Jeffreys Bay, South Africa

Photo: Chris Bloom via flickr

It’s a good morning for beginners. Surfers, that is. The sun will help the temperature rise into the 70s. The water temperature is less than 10 degrees behind that. The wind is coming offshore from the east. Waves are only a few feet high. Experts certainly wouldn’t be impressed, but they’re a good size for those who need to practice. So pull on your wetsuit and grab your board. It’s time to go for a ride.

Jeffreys Bay is one of the most famous surfing destinations in the world. It lies along South Africa’s Eastern Cape and Sunshine Coast. Port Elizabeth, a popular beach town, is only 45 miles to the northeast. It overlooks the Indian Ocean, where dolphins and southern right whales live. White-sand beaches, dotted with tons of seashells, and aloe-filled dunes line the coast. Red-tiled and thatched roofs fill the center of town. While the vibe, like most surfing meccas, is laid-back and super-friendly.

That vibe started in the 1960s when the sleepy fishing village became a hippie hangout. Those who surfed quickly discovered a consistent, long, fast point break on the west side of the bay. It’s now considered one of the best right-hand breaks in the world. Pros come to test the Supertubes (the best part of the wave). Plus the World Surf League holds competitions here each winter.

Photo: Shaloha Guest House

Winter is still a few months away, though. Waves, which will eventually reach nearly 20 feet, are usually between two-and-a-half and five feet (low tide versus high tide) right now. They’re the perfect size for someone who no longer needs an instructor but is still gaining confidence in the water. JBay Surf Village, a group of surf shops, will help point you in the right direction. Casual seafood restaurants surround them. The only other thing you need is a cozy place to stay.

Shaloha Guesthouse sits right on the beach. The immaculate house has only five rooms. They all have sea or garden views.
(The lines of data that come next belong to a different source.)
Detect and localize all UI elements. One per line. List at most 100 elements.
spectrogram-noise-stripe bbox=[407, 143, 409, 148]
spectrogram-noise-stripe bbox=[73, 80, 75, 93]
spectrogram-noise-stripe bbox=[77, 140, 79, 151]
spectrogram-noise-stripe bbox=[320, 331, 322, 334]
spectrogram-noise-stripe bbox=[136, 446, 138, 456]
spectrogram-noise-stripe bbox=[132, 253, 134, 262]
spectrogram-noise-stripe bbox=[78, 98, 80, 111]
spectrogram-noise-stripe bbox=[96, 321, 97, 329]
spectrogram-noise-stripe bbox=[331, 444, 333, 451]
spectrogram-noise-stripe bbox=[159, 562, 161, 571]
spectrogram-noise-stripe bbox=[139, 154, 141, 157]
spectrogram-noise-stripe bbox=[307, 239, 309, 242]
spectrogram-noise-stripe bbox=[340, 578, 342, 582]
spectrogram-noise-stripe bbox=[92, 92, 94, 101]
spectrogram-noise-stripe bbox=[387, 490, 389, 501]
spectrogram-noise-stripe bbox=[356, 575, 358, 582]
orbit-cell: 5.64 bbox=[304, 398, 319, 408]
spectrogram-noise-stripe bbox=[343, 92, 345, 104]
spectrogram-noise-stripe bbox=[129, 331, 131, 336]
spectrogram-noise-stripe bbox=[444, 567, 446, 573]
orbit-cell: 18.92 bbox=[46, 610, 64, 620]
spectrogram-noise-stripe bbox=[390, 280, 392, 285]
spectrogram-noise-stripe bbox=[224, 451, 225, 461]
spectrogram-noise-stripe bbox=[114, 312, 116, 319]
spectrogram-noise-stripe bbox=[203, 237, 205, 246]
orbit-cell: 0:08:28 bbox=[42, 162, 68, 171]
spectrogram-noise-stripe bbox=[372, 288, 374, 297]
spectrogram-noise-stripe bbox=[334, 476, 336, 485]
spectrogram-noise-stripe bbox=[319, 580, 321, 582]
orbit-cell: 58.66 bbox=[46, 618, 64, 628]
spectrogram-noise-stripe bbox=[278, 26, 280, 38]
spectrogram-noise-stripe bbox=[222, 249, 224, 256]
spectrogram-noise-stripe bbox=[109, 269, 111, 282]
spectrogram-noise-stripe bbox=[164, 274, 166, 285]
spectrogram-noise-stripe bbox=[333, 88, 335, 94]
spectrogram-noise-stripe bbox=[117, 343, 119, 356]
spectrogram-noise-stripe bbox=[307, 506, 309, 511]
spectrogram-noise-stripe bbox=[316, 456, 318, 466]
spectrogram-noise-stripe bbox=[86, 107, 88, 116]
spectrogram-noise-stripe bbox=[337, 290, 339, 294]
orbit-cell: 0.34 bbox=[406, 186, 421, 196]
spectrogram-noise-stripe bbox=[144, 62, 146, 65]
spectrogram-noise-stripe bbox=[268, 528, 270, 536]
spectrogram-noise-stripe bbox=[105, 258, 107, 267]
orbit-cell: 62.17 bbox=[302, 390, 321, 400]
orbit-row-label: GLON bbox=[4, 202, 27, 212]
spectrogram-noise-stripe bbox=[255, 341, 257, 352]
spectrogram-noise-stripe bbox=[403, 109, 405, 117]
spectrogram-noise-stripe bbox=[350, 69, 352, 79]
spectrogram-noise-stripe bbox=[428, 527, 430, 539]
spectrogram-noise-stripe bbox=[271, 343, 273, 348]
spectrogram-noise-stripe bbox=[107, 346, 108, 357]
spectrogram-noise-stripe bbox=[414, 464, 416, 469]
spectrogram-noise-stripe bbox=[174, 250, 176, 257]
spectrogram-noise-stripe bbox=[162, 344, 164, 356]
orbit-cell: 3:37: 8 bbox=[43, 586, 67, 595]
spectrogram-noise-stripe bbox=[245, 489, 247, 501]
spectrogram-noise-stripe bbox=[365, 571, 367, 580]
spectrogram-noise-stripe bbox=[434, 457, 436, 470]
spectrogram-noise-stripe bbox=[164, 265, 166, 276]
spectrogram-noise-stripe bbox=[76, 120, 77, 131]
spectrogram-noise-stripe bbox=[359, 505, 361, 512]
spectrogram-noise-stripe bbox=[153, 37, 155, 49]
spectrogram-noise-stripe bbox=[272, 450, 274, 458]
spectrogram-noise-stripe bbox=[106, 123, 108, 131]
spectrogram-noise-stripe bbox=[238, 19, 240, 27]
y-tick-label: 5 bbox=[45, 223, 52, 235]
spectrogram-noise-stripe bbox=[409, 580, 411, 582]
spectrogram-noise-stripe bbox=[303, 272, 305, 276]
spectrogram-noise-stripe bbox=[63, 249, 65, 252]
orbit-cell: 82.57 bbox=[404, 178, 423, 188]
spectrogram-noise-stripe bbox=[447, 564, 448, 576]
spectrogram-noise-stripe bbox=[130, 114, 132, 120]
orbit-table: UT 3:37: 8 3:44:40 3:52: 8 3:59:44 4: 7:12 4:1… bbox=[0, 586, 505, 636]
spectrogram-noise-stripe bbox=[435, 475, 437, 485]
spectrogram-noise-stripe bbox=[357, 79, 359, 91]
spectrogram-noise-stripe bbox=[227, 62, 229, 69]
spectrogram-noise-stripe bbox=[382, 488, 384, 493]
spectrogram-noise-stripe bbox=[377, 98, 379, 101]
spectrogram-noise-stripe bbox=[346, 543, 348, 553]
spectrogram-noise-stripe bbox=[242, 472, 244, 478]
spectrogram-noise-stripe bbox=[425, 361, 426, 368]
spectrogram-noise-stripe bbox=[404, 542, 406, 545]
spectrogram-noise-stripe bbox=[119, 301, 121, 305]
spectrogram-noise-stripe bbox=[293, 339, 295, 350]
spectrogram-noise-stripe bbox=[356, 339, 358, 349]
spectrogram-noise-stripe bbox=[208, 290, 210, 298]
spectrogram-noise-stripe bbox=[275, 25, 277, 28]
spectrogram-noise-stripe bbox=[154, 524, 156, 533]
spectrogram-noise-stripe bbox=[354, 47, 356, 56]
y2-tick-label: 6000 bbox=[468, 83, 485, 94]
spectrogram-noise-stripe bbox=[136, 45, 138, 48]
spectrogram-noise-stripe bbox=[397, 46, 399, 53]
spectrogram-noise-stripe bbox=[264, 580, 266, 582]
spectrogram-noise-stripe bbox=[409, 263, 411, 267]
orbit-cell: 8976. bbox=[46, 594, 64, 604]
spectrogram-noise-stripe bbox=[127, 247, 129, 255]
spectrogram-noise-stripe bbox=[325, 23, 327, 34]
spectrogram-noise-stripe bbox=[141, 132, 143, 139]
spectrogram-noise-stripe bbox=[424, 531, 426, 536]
You like the White Milkweed Suite for its gas fireplace and freestanding bathtub, and the Seascape Suite for its private beach access. The common areas—a library, a dining room, two kitchens, three lounges—make the airy space feel even bigger. Terraces line the front of the house. They have a barbecue area, a braai fire, and sun loungers on them. You also have an uninterrupted view of the famous Supertubes. Pretty soon, you’ll no longer be able to call yourself a beginner, by the sounds of it.